One of the first crime novelists to follow in the footsteps of Francis Iles was another talented writer who disguised his identity with a pseudonym. C.E. Vulliamy adopted the name Anthony Rolls for his first novel, The Vicar’s Experiments (1932), ….. Lobelia Grove, …, appeared the same year.

Family Matters soon followed, earning a rapturous review from Dorothy L. Sayers in The Sunday Times: ….

At the time the book was written, the effects of financial crisis, with the Wall Street Crash, followed by the economic slump, were being felt far and wide. The conventional wisdom is that Golden Age fiction never addressed the economic realities of the Thirties, but that assessment is overly simplistic. Detective novelists of the period usually avoided dwelling on the hardships suffered by million of people in Britain and elsewhere, because their main objective was to offer their readers escapism, but inevitably their storylines and characters were influenced by what was happening in the world at large.

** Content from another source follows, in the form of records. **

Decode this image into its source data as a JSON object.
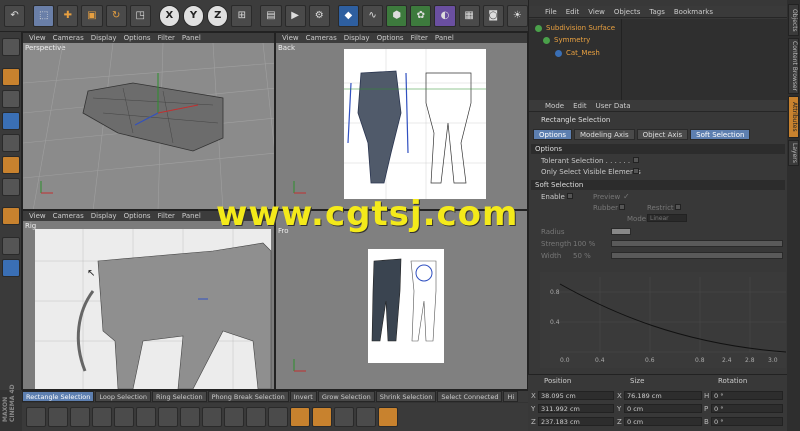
{
  "colors": {
    "accent": "#5d7fb0",
    "orange": "#c8822e",
    "watermark": "#f4ea1a"
  },
  "toolbar": {
    "icons": [
      "undo-icon",
      "select-icon",
      "move-icon",
      "scale-icon",
      "rotate-icon",
      "live-select-icon",
      "x-axis",
      "y-axis",
      "z-axis",
      "world-coord-icon",
      "render-region-icon",
      "render-view-icon",
      "render-settings-icon",
      "cube-icon",
      "spline-pen-icon",
      "subdivision-icon",
      "array-icon",
      "deformer-icon",
      "scene-icon",
      "camera-icon",
      "light-icon"
    ],
    "x": "X",
    "y": "Y",
    "z": "Z"
  },
  "viewports": {
    "perspective": {
      "name": "Perspective",
      "menu": [
        "View",
        "Cameras",
        "Display",
        "Options",
        "Filter",
        "Panel"
      ]
    },
    "back": {
      "name": "Back",
      "menu": [
        "View",
        "Cameras",
        "Display",
        "Options",
        "Filter",
        "Panel"
      ]
    },
    "right": {
      "name": "Rig",
      "menu": [
        "View",
        "Cameras",
        "Display",
        "Options",
        "Filter",
        "Panel"
      ]
    },
    "front": {
      "name": "Fro"
    }
  },
  "objects": {
    "menu": [
      "File",
      "Edit",
      "View",
      "Objects",
      "Tags",
      "Bookmarks"
    ],
    "items": [
      {
        "label": "Subdivision Surface"
      },
      {
        "label": "Symmetry"
      },
      {
        "label": "Cat_Mesh"
      }
    ]
  },
  "attributes": {
    "menu": [
      "Mode",
      "Edit",
      "User Data"
    ],
    "title": "Rectangle Selection",
    "tabs": [
      "Options",
      "Modeling Axis",
      "Object Axis",
      "Soft Selection"
    ],
    "options_section": "Options",
    "tolerant": "Tolerant Selection . . . . . . . .",
    "only_visible": "Only Select Visible Elements",
    "soft_section": "Soft Selection",
    "enable": "Enable",
    "preview": "Preview",
    "rubber": "Rubber",
    "restrict": "Restrict",
    "mode": "Mode",
    "mode_value": "Linear",
    "radius": "Radius",
    "strength": "Strength",
    "strength_value": "100 %",
    "width": "Width",
    "width_value": "50 %"
  },
  "curve": {
    "x_ticks": [
      "0.0",
      "0.4",
      "0.6",
      "0.8",
      "1.0"
    ],
    "y_ticks": [
      "0.8",
      "0.4"
    ],
    "right_ticks": [
      "2.4",
      "2.8",
      "3.0"
    ]
  },
  "coords": {
    "position_label": "Position",
    "size_label": "Size",
    "rotation_label": "Rotation",
    "rows": [
      {
        "axis": "X",
        "pos": "38.095 cm",
        "size_axis": "X",
        "size": "76.189 cm",
        "rot_axis": "H",
        "rot": "0 °"
      },
      {
        "axis": "Y",
        "pos": "311.992 cm",
        "size_axis": "Y",
        "size": "0 cm",
        "rot_axis": "P",
        "rot": "0 °"
      },
      {
        "axis": "Z",
        "pos": "237.183 cm",
        "size_axis": "Z",
        "size": "0 cm",
        "rot_axis": "B",
        "rot": "0 °"
      }
    ]
  },
  "bottom": {
    "buttons": [
      "Rectangle Selection",
      "Loop Selection",
      "Ring Selection",
      "Phong Break Selection",
      "Invert",
      "Grow Selection",
      "Shrink Selection",
      "Select Connected",
      "Hi"
    ]
  },
  "sidetabs": [
    "Objects",
    "Content Browser",
    "Attributes",
    "Layers"
  ],
  "brand": "MAXON CINEMA 4D",
  "watermark": "www.cgtsj.com"
}
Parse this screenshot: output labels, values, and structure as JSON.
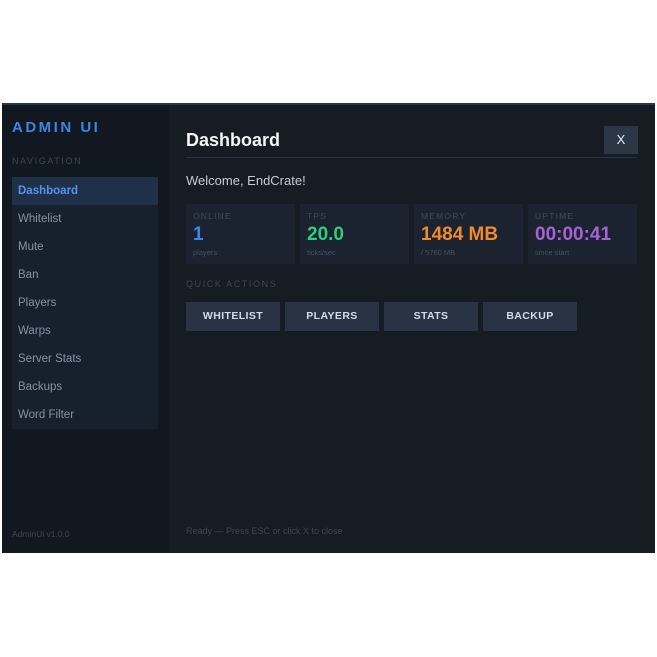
{
  "sidebar": {
    "brand": "ADMIN UI",
    "nav_label": "NAVIGATION",
    "items": [
      {
        "label": "Dashboard",
        "active": true
      },
      {
        "label": "Whitelist"
      },
      {
        "label": "Mute"
      },
      {
        "label": "Ban"
      },
      {
        "label": "Players"
      },
      {
        "label": "Warps"
      },
      {
        "label": "Server Stats"
      },
      {
        "label": "Backups"
      },
      {
        "label": "Word Filter"
      }
    ],
    "version": "AdminUi v1.0.0"
  },
  "header": {
    "title": "Dashboard",
    "close_label": "X"
  },
  "welcome": "Welcome, EndCrate!",
  "stats": [
    {
      "label": "ONLINE",
      "value": "1",
      "sub": "players",
      "color": "#3d86e6"
    },
    {
      "label": "TPS",
      "value": "20.0",
      "sub": "ticks/sec",
      "color": "#2fcf7a"
    },
    {
      "label": "MEMORY",
      "value": "1484 MB",
      "sub": "/ 5760 MB",
      "color": "#f08a2c"
    },
    {
      "label": "UPTIME",
      "value": "00:00:41",
      "sub": "since start",
      "color": "#a861d6"
    }
  ],
  "quick_actions": {
    "label": "QUICK ACTIONS",
    "buttons": [
      "WHITELIST",
      "PLAYERS",
      "STATS",
      "BACKUP"
    ]
  },
  "status": "Ready — Press ESC or click X to close",
  "colors": {
    "accent": "#3d86e6",
    "window_bg": "#161c24",
    "sidebar_bg": "#121820"
  }
}
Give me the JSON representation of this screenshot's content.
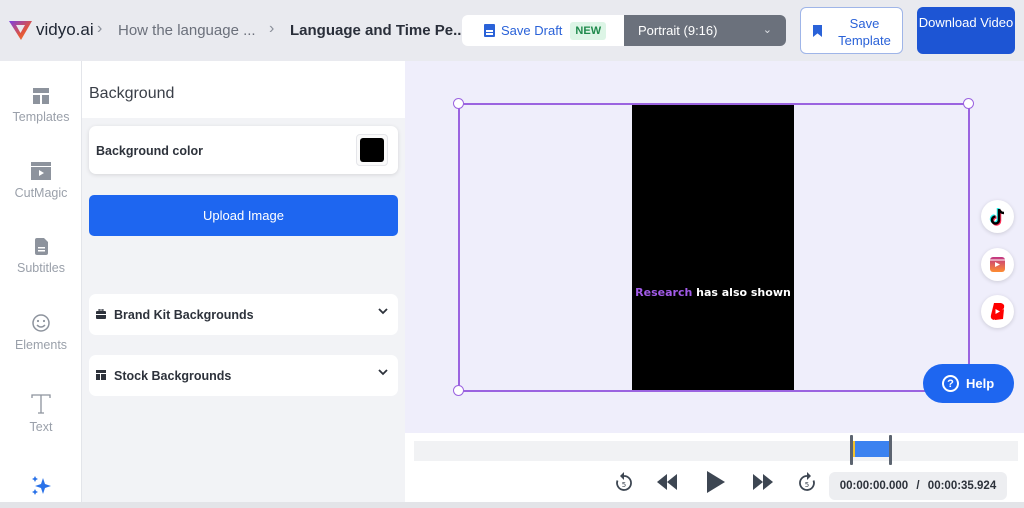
{
  "header": {
    "brand": "vidyo.ai",
    "breadcrumbs": [
      "How the language ...",
      "Language and Time Pe..."
    ],
    "save_draft": {
      "label": "Save Draft",
      "badge": "NEW"
    },
    "aspect_ratio": {
      "selected": "Portrait (9:16)"
    },
    "save_template": "Save Template",
    "download": "Download Video"
  },
  "sidebar": {
    "items": [
      {
        "label": "Templates",
        "icon": "templates-icon"
      },
      {
        "label": "CutMagic",
        "icon": "clapperboard-icon"
      },
      {
        "label": "Subtitles",
        "icon": "document-icon"
      },
      {
        "label": "Elements",
        "icon": "smiley-icon"
      },
      {
        "label": "Text",
        "icon": "text-icon"
      },
      {
        "label": "",
        "icon": "sparkle-icon"
      }
    ]
  },
  "panel": {
    "title": "Background",
    "background_color": {
      "label": "Background color",
      "value": "#000000"
    },
    "upload_button": "Upload Image",
    "accordions": [
      {
        "label": "Brand Kit Backgrounds",
        "icon": "briefcase-icon"
      },
      {
        "label": "Stock Backgrounds",
        "icon": "layout-icon"
      }
    ]
  },
  "canvas": {
    "caption_highlight": "Research",
    "caption_rest": " has also shown",
    "accent_color": "#a25be8",
    "social": [
      "tiktok-icon",
      "instagram-reels-icon",
      "youtube-shorts-icon"
    ],
    "help_label": "Help"
  },
  "player": {
    "current_time": "00:00:00.000",
    "separator": "/",
    "total_time": "00:00:35.924",
    "time_display": "00:00:00.000  /  00:00:35.924"
  },
  "colors": {
    "primary": "#1e66f0",
    "download": "#1d55d4",
    "selection": "#9b63e0"
  }
}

Martin Edwards at ‘Do You Write Under Your Own Name?’ has reviewed the four Roll’s mysteries:

15063

(Facsimile Dust Jacket. Geoffrey Bles Ltd. (UK) 1933)

Robert Arthur Kewdingham is an eccentric failure of a man. In middle age he retreats into a private world, hunting for Roman artefacts and devoting himself to bizarre mystical beliefs. Robert’s wife, Bertha, feels that there are few things more dreadful than a husband who will persist in making a fool of himself in public. Their marriage consists of horrible quarrels, futile arguments, incessant bickering. Scarcely any friends will visit the Kewdinghams in their peaceful hometown Shufflecester.

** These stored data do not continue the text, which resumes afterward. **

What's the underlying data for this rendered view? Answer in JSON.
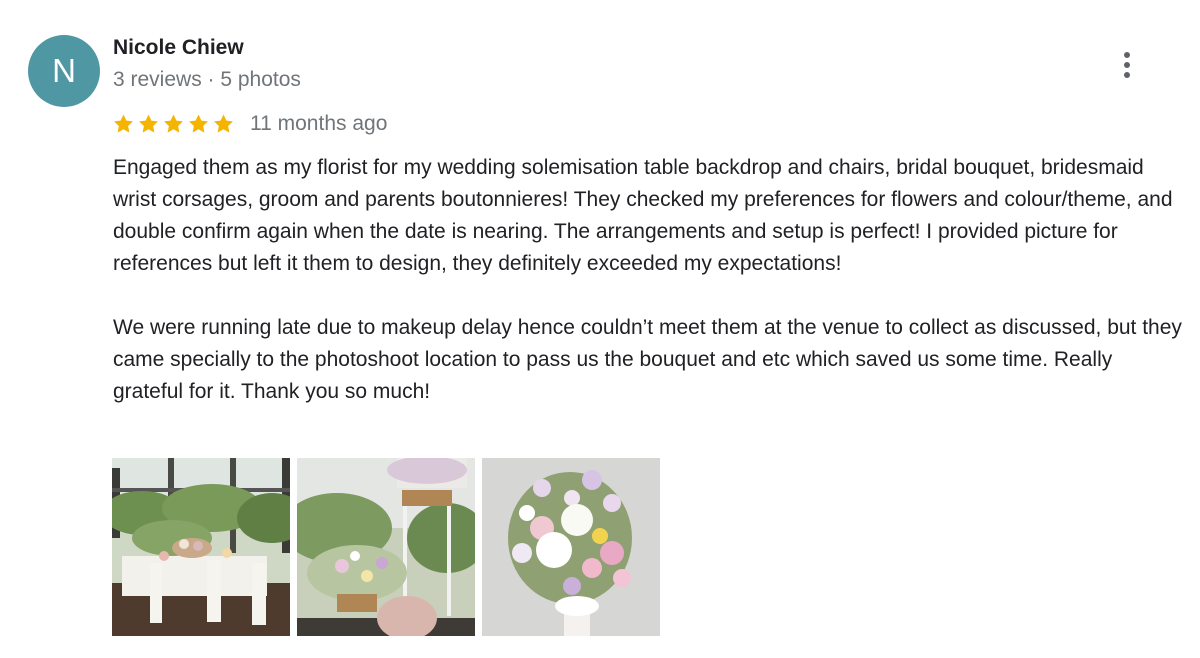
{
  "reviewer": {
    "initial": "N",
    "name": "Nicole Chiew",
    "meta": "3 reviews · 5 photos",
    "avatar_color": "#4f97a3"
  },
  "rating": {
    "stars": 5,
    "max": 5,
    "star_color": "#f4b400",
    "time": "11 months ago"
  },
  "review": {
    "paragraphs": [
      "Engaged them as my florist for my wedding solemisation table backdrop and chairs, bridal bouquet, bridesmaid wrist corsages, groom and parents boutonnieres! They checked my preferences for flowers and colour/theme, and double confirm again when the date is nearing. The arrangements and setup is perfect! I provided picture for references but left it them to design, they definitely exceeded my expectations!",
      "We were running late due to makeup delay hence couldn’t meet them at the venue to collect as discussed, but they came specially to the photoshoot location to pass us the bouquet and etc which saved us some time. Really grateful for it. Thank you so much!"
    ]
  },
  "actions": {
    "more_icon": "more-vert-icon"
  },
  "photos": [
    {
      "subject": "solemnisation-table-photo"
    },
    {
      "subject": "floral-backdrop-photo"
    },
    {
      "subject": "bridal-bouquet-photo"
    }
  ]
}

Everything is wrong – and with the entrance of John Harrigall, a bohemian bachelor from London who catches Bertha’s eye, they take a turn for the worse. Soon deep passions and resentments shatter the calm façade of the Kewdinghams’ lives.

This richly characterised and elegantly written crime novel from 1933 is a true forgotten classic. (Source: British Library Publishing, 2017 and Poisoned Pen Press, 2017 publicity page)

Family Matters has been reviewed, among others, by JF Norris at Pretty Sinister Books. by Leah at FictionFan’s Book Reviews, by Kate Jackson at Cross-Examining Crime, and by Joules Barham at Northern Reader.